Friday, November 04, 2011

Bahay Bata (2011, Eduardo Roy Jr)

Baby Factory, the English title of the film, gives us a better description of what to expect. Dozens of babies are delivered every day at the Dr. Jose Fabella Memorial Hospital (DJFMH) in Manila. The hospital staff is more than ready to meet the deluge of babies, though. It is no surprise then that the country’s symbolic ‘seven billionth person in the world’ was born at DJFMH.

An early important scene from the film shows us how a doctor and nurses handle one such birth. With the mechanical precision of a Formula One racing crew, the staff members do their respective jobs and in less than a minute or so, the baby comes out. Then, they completely dry up the newborn to stimulate breathing and lay him/her down upon the breast of the mother for uninterrupted skin-to-skin contact. Breastfeeding is highly encouraged within the first hour of life. Cord clamping and cutting is delayed. These are all done in complete adherence to a program introduced by the Department of Health and the World Health Organization in 2010. The Essential Newborn Care protocol is projected to drastically cut down newborn deaths in the Philippines.
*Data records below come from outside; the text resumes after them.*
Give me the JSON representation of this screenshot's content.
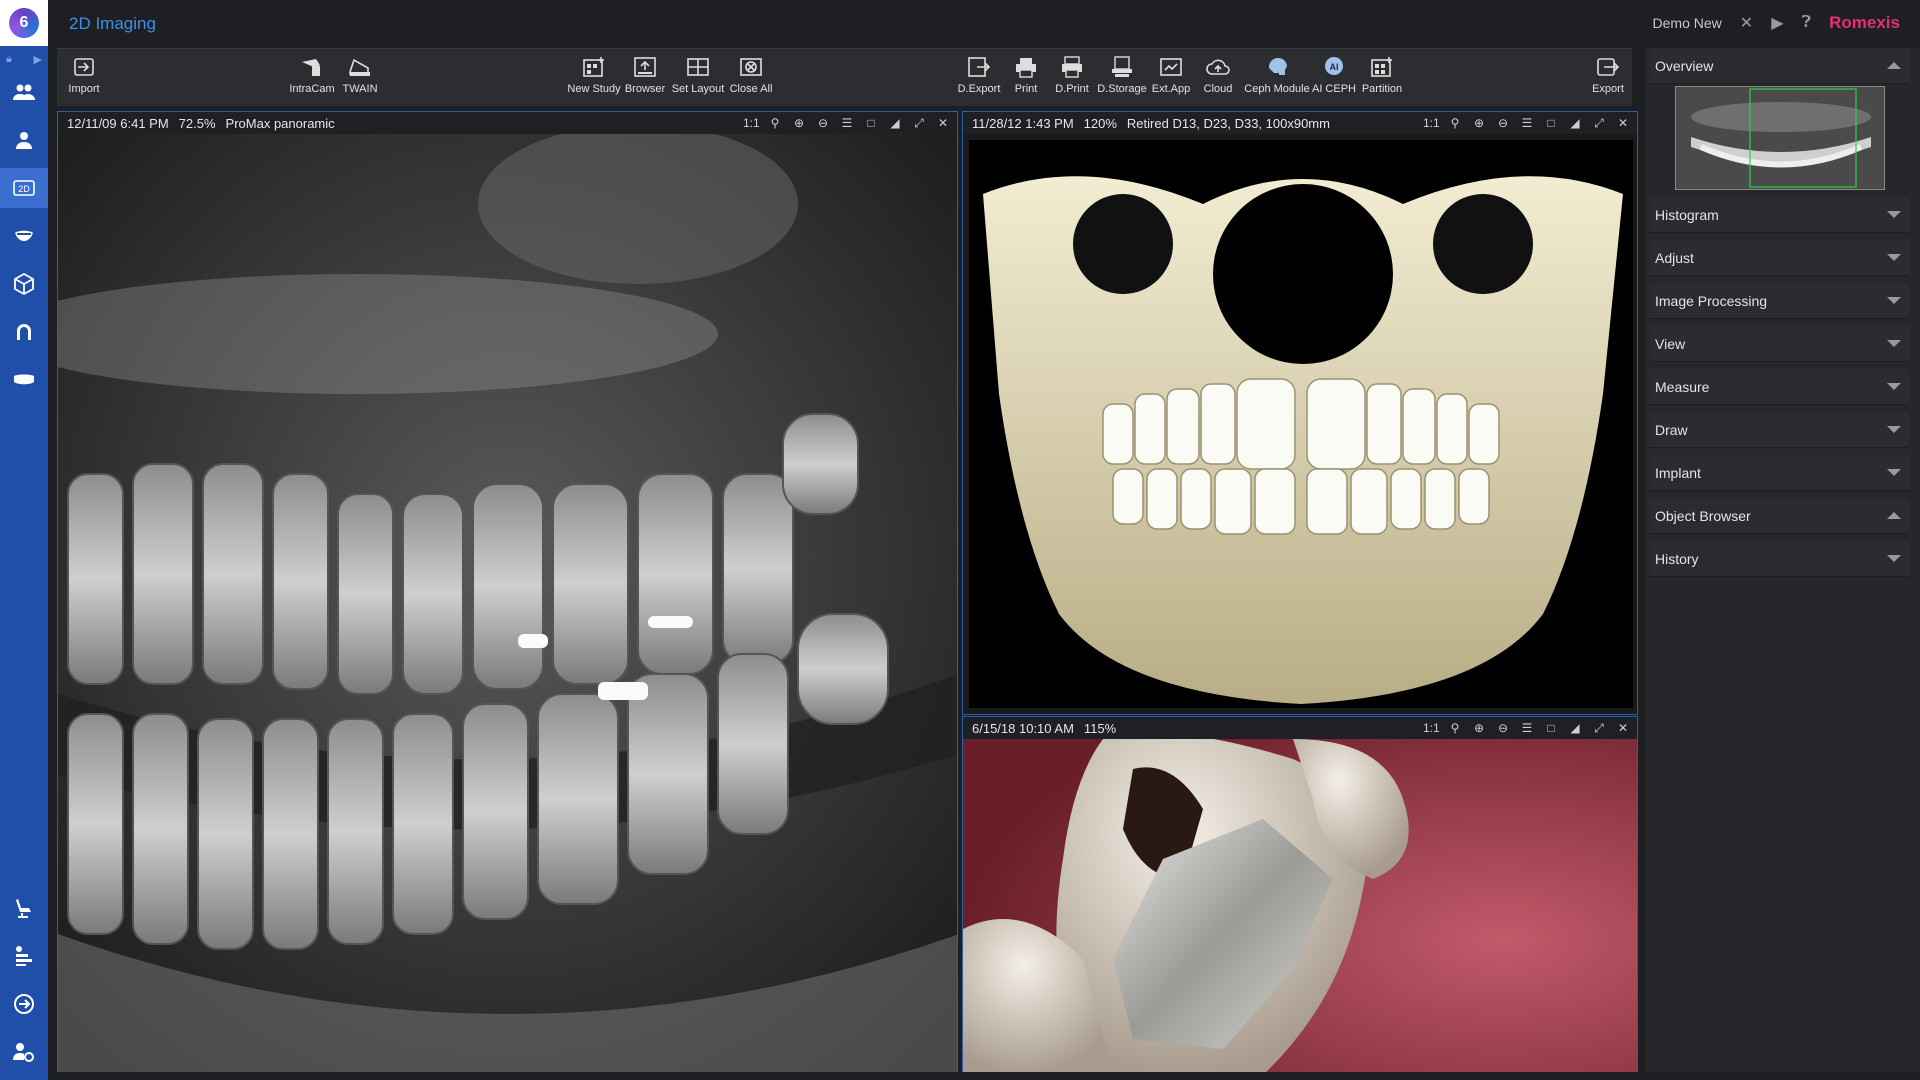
{
  "app": {
    "title": "2D Imaging",
    "user": "Demo New",
    "brand": "Romexis",
    "logo_glyph": "6"
  },
  "rail": {
    "items": [
      {
        "icon": "patients-icon"
      },
      {
        "icon": "patient-icon"
      },
      {
        "icon": "2d-imaging-icon",
        "label": "2D",
        "active": true
      },
      {
        "icon": "dental-icon"
      },
      {
        "icon": "3d-cube-icon"
      },
      {
        "icon": "arch-icon"
      },
      {
        "icon": "model-icon"
      },
      {
        "icon": "chair-icon"
      },
      {
        "icon": "workflow-icon"
      },
      {
        "icon": "logout-icon"
      },
      {
        "icon": "settings-users-icon"
      }
    ]
  },
  "toolbar": {
    "tools": [
      {
        "label": "Import"
      },
      {
        "label": "IntraCam"
      },
      {
        "label": "TWAIN"
      },
      {
        "label": "New Study"
      },
      {
        "label": "Browser"
      },
      {
        "label": "Set Layout"
      },
      {
        "label": "Close All"
      },
      {
        "label": "D.Export"
      },
      {
        "label": "Print"
      },
      {
        "label": "D.Print"
      },
      {
        "label": "D.Storage"
      },
      {
        "label": "Ext.App"
      },
      {
        "label": "Cloud"
      },
      {
        "label": "Ceph Module"
      },
      {
        "label": "AI CEPH"
      },
      {
        "label": "Partition"
      },
      {
        "label": "Export"
      }
    ]
  },
  "viewers": {
    "pano": {
      "date": "12/11/09 6:41 PM",
      "zoom": "72.5%",
      "desc": "ProMax panoramic"
    },
    "skull": {
      "date": "11/28/12 1:43 PM",
      "zoom": "120%",
      "desc": "Retired D13, D23, D33, 100x90mm"
    },
    "intra": {
      "date": "6/15/18 10:10 AM",
      "zoom": "115%",
      "desc": ""
    },
    "tools": {
      "ratio": "1:1"
    }
  },
  "panel": {
    "sections": [
      {
        "label": "Overview",
        "state": "up"
      },
      {
        "label": "Histogram",
        "state": "down"
      },
      {
        "label": "Adjust",
        "state": "down"
      },
      {
        "label": "Image Processing",
        "state": "down"
      },
      {
        "label": "View",
        "state": "down"
      },
      {
        "label": "Measure",
        "state": "down"
      },
      {
        "label": "Draw",
        "state": "down"
      },
      {
        "label": "Implant",
        "state": "down"
      },
      {
        "label": "Object Browser",
        "state": "up"
      },
      {
        "label": "History",
        "state": "down"
      }
    ]
  },
  "colors": {
    "accent": "#3c8fe6",
    "rail": "#1f4fa8",
    "brand": "#e0326e"
  }
}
I’m not sure though if an advice the mother received from a staff member is part of the hospital protocol or government policies. During the childbirth, a staff member is clearly heard reminding the mother to get a ligation. The mother had probably given birth countless times hence the admonition.

The ease at which the mother gave birth reminded me of a highlight scene in the continuing documentary Tundong Magiliw. With only an elder midwife at hand, the Tondo-based mother also gave birth easily. Both mothers have given births more than the national average of 2.5 births per mother. The poorest of these mothers average a staggering 6 births. It is no wonder then that they took to giving birth so easily just like Allan Caidic drilling down 3 pointers or Cinemalaya films winning awards abroad.

But, before Bahay Bata gets embroiled in the Reproductive Health bill debate, it should be noted that the film is the best Bing Lao-influenced Cinemalaya finalist of 2011. Director Roy made great use of his opportunity to film at the hospital premises. Just like Amok’s Law Fajardo, the director overcame the odds despite working in a place teeming with people. His film had an almost documentary feel to it. Vivid, realistic details such as the childbirth and the 1:6 bed-patient ratio give the film heft and panache. The Christmas setting adds poignancy to the drama.

It is when the film veers away from hospital realities and nursing tasks that it bogs down. Mailes Kanapi can’t seem to shake her theatre background as she comes on too strong as a tightwad doctor hated by her subordinates. On the other hand, Diana Zubiri gives out a lackluster performance. She was not able to convince me as a nurse. It is a good thing that she is not the lead. The lead character is the DJFM hospital and boy, it truly is a baby factory with at least 630 mothers/patients at the time of shooting.